8. La mode peut-elle être à la demande ?
Adrien Garcia, auteur du podcast « Entreprendre dans la mode » et fondateur de la marque à la demande Réuni : « Le modèle économique de la mode a pendant longtemps fonctionné sur un principe relativement simple : produire d’abord, puis espérer vendre après. Cela représente un véritable risque commercial, financier et écologique, car, en cas d’invendus, on passe aux soldes, voire à la destruction des stocks, ce qui impacte l’image autant que les résultats de la marque. Dans cette optique, produire avec précision à la demande, en fonction des désirs du client, tant en termes de style, de tissus, de couleurs et de prix apparaît comme une solution privilégiée pour lutter à la fois contre la surproduction, la surconsommation et les gaspillages à tous les niveaux. Sans pour autant sacrifier la création qui aura bien entendu toujours sa place. »
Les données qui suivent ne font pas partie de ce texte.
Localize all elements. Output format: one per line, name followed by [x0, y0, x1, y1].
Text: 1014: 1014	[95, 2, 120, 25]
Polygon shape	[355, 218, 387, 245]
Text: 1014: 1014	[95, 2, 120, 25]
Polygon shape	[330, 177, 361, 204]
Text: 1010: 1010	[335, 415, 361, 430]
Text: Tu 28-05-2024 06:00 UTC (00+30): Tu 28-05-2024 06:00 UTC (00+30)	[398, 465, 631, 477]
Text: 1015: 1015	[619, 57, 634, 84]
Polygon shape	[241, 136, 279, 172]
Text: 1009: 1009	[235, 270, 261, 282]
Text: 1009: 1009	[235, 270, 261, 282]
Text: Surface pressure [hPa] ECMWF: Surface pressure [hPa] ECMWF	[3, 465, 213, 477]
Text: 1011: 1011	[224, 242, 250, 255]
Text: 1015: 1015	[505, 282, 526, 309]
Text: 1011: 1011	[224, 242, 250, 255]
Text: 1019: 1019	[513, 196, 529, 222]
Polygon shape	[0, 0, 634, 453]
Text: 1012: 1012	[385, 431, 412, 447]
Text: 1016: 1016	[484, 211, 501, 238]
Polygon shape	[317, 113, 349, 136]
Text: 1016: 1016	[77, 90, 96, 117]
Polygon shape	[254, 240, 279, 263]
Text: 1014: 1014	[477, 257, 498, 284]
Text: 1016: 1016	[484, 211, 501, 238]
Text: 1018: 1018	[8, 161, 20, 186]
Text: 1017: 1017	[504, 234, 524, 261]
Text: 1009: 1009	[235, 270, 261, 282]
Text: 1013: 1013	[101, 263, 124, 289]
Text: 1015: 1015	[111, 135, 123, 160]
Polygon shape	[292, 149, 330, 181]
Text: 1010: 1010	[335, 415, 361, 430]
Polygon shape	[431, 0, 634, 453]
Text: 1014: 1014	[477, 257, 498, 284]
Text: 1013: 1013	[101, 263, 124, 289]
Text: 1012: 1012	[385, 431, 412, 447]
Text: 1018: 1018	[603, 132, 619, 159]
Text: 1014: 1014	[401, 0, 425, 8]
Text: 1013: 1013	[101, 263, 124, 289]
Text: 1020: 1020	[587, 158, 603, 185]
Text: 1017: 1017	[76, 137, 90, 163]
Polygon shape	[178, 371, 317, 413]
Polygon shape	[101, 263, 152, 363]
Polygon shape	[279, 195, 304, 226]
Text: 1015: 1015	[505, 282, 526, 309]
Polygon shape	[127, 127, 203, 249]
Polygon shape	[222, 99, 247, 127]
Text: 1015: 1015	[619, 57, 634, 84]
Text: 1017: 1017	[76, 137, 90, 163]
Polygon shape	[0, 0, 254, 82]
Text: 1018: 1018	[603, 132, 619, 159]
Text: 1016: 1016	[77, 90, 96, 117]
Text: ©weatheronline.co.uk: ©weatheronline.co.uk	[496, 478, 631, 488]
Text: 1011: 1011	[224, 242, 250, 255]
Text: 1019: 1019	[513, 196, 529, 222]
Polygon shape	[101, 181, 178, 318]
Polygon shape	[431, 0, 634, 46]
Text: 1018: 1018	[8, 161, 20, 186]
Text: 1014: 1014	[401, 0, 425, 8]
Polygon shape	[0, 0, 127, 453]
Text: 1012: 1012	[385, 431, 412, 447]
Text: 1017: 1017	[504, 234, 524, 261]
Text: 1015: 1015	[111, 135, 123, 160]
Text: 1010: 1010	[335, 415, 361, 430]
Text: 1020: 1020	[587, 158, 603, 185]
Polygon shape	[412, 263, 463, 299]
9. Comment repenser les fashion weeks ?
Stéphanie Calvino, à la tête du collectif Anti_Fashion : « Au début des années 2000, la mode était un domaine élitiste et exclusif, avec des défilés opulents et hors de prix désormais mal digérés par les consommateurs. Pour éviter ce décalage, il faut commencer par agir de façon raisonnée. Premièrement, les jeunes designers doivent comprendre que le défilé n’est pas incontournable et qu’il existe bien d’autres façons de montrer les vêtements : internet, réseaux sociaux, présentation en live, bien moins chère que les shows traditionnels… Ensuite, les shows doivent s’ouvrir au grand public pour rapprocher les gens des créateurs. La fashion week est une machine à rêves qui montre des savoir-faire à pérenniser, mais elle devra faire preuve de plus de pédagogie, d’inclusivité et de responsabilité pour être en phase avec son époque. »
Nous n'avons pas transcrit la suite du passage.